Non-fungible tokens (NFTs)
Common NFTs include digital media such as music and visual art, where creators assign uniqueness to the work, similar to how a musician might sign an album cover or a photographer might add a personalized note to a print to make it one of a kind. This uniqueness increases the asset’s value, allowing it to be traded, as seen when the artist Beeple sold a digital collage of 5,000 individual artworks for $69 million at Christie’s Auction House in 2021.
NFTs are increasingly being introduced across a variety of asset forms and within gaming environments, creating new opportunities for speculative and gambling-like behavior. Some examples include:
- Gaming currency: NFTs are used as a means to make wagers in online casinos, replacing traditional methods such as credit cards and bank transfers. The advantages include player anonymity, low transaction fees and global accessibility without the need for fiat currency exchange.

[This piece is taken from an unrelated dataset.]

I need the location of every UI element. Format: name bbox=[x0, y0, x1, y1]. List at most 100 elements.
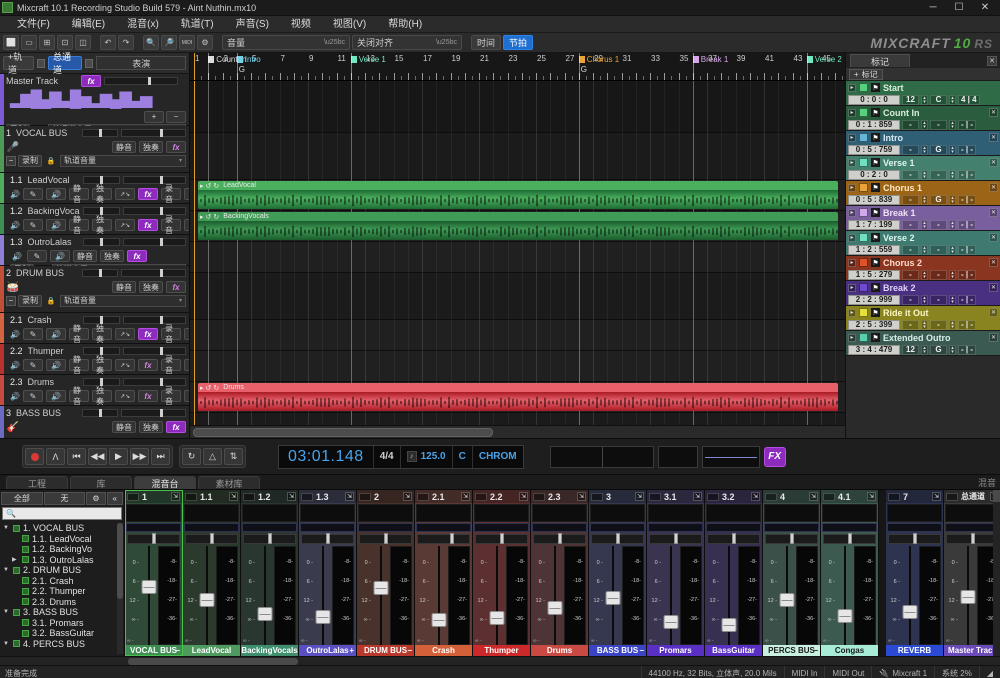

- Prizes: NFTs can serve as prizes that have the potential to appreciate in value, making them especially attractive to players who see an opportunity for ongoing financial gain.
- Player-to-player payment option: NFTs have become a suitable payment method for transactions carried out between players; the transactions are viewed as safe, secure, anonymous and do not require a third party.
- Loyalty program awards: Online casinos use NFTs for customer acquisition and to incentivize loyalty. As unique digital assets, NFTs can serve as a differentiating factor that attracts and retains customers.
NFTs are connected to problem gambling behaviors through speculative activity, such as the short-term buying and selling of digital assets, and by enabling gambling-like ecosystems, including virtual casinos.
Decentralized finance (DeFi) applications
Decentralized finance (DeFi) applications are financial systems that enable individuals to transact directly with one another, without intermediaries such as banks. Many rely on self-executing “smart contracts,” in which financial terms are codified and stored on the blockchain.
DeFi platforms can foster gambling-like behavior by offering a highly speculative, largely unregulated environment that is easily accessible. They blend elements of cryptocurrency trading, prediction markets and gaming, blurring the line between investing and gambling.
Conclusion
The cryptocurrency, NFT and DeFi markets continue to grow rapidly. The cryptocurrency market alone is currently valued at around $3 trillion and is expected to expand significantly over the next decade. As these markets evolve, it is likely that more individuals will seek help from therapists for gambling-like addictions. Treatment providers would be well advised to develop at least a general understanding of these emerging platforms to better recognize and address the risks they pose.